Running into problems testing multi-cluster replication locally via docker

Hello :wave:
I was hoping to test out the multi-cluster replication feature of Temporal locally in docker to test out a few scenarios and answer a few questions, but have been unable to get this feature working as far as I can tell.

Some observations:

  • When I create a global namespace in clusterA I don’t see it replicate to clusterB
  • When I execute a workflow on clusterA, I don’t see any replication taking place (checking ES documents, clusterB’s UI, etc)
  • When I shut off temporal_a container, I see connection errors in temporal_b indicating “Failed to get replication tasks” which to me indicates that replication is setup to some degree. Shutting down temporal_b I see errors in temporal_a as well.
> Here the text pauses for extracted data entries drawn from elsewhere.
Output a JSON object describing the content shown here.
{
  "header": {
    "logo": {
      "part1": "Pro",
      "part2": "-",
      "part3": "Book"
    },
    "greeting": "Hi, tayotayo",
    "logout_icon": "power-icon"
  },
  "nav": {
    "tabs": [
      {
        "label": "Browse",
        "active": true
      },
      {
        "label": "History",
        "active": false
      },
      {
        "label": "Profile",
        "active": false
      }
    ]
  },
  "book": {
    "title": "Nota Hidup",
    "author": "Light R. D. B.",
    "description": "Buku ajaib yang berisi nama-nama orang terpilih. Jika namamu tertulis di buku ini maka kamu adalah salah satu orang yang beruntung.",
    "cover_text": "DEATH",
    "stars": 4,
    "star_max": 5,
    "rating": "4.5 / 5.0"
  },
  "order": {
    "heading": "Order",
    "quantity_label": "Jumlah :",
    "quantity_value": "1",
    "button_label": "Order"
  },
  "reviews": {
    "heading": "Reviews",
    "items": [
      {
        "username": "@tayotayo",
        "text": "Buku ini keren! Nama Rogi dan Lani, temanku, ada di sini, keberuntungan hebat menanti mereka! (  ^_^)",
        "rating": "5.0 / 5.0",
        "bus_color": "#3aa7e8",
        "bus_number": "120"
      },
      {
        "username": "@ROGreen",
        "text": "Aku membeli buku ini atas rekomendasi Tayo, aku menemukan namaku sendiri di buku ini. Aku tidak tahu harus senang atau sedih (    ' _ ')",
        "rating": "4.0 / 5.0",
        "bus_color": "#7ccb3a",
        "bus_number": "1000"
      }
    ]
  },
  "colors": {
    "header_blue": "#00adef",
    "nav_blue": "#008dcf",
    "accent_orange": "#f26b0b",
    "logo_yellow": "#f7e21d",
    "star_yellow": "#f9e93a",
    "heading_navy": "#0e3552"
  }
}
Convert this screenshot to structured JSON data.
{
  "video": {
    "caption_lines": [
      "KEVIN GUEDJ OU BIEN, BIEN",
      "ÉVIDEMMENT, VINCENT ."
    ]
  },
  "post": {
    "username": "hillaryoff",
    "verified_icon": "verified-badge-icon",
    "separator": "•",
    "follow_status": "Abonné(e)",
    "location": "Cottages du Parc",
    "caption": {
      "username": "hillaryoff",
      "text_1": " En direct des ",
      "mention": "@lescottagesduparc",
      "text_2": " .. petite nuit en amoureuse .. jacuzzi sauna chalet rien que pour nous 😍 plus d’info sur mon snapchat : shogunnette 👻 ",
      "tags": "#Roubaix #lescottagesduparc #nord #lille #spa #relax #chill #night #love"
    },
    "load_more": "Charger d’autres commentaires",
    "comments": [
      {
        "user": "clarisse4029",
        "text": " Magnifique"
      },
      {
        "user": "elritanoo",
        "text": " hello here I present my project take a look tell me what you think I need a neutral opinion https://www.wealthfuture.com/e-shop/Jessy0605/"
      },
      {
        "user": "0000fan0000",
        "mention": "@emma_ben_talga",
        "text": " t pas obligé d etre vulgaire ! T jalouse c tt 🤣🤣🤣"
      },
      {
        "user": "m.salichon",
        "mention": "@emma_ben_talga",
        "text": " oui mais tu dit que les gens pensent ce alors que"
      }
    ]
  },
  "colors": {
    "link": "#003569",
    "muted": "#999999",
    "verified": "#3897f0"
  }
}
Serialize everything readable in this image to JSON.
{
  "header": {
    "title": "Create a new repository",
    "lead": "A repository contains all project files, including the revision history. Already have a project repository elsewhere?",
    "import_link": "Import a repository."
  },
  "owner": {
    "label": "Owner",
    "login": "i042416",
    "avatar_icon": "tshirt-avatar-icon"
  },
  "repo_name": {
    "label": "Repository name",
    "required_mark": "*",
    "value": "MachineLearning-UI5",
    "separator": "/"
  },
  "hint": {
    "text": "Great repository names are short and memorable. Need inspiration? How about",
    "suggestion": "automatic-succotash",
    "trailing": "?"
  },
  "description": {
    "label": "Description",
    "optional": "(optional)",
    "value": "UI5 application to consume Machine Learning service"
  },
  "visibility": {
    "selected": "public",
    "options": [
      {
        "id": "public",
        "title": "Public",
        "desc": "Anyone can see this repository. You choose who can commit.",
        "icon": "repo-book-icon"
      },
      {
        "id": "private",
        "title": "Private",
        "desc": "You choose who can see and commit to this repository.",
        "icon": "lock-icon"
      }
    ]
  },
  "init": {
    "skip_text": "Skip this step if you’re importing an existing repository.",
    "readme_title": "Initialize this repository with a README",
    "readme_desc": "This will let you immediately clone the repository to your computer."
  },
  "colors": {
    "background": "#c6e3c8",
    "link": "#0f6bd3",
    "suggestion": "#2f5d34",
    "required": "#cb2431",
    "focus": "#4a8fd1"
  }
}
I have a branch available here which has my changes to the docker-compose repository. I’ve updated the docker-compose file to have two instances of Temporal (A and B) and related dependencies (ES, postgres, etc). I’ve also updated the development.yaml in each env to define clusterMetadata as required following the guide.

Steps to reproduce:

  1. run docker-compose up -d in the root of the repo
  2. Add connections
# Add cluster B connection into cluster A
tctl -address 127.0.0.1:7233 admin cluster upsert-remote-cluster --frontend_address "temporal_b:7233"
# Add cluster A connection into cluster B
tctl -address 127.0.0.1:8233 admin cluster upsert-remote-cluster --frontend_address "temporal_a:7233"
  1. Create namespace
tctl --address "localhost:7233" --namespace "workflow-engine-sandbox" namespace register --description "<description>" --retention "1" --global_namespace "true"

Below is the clusterMetadata section for clusterA:

clusterMetadata:
  enableGlobalNamespace: true
  failoverVersionIncrement: 100
  masterClusterName: "clusterA"
  currentClusterName: "clusterA"
  clusterInformation:
    clusterA:
      enabled: true
      initialFailoverVersion: 1
      rpcAddress: "temporal_a:7233"
    clusterB:
      enabled: true
      initialFailoverVersion: 2
      rpcAddress: "temporal_b:7233"

clusterMetadata section for clusterB:

clusterMetadata:
  enableGlobalNamespace: true
  failoverVersionIncrement: 100
  masterClusterName: "clusterA"
  currentClusterName: "clusterB"
  clusterInformation:
    clusterA:
      enabled: true
      initialFailoverVersion: 1
      rpcAddress: "temporal_a:7233"
    clusterB:
      enabled: true
      initialFailoverVersion: 2
      rpcAddress: "temporal_b:7233"

I don’t see anything obvious in the container logs which indicate a problem. I’ve tested each cluster independently as well to confirm each is operational when multi-cluster replication is disabled, and am able to run workflows on each in that scenario.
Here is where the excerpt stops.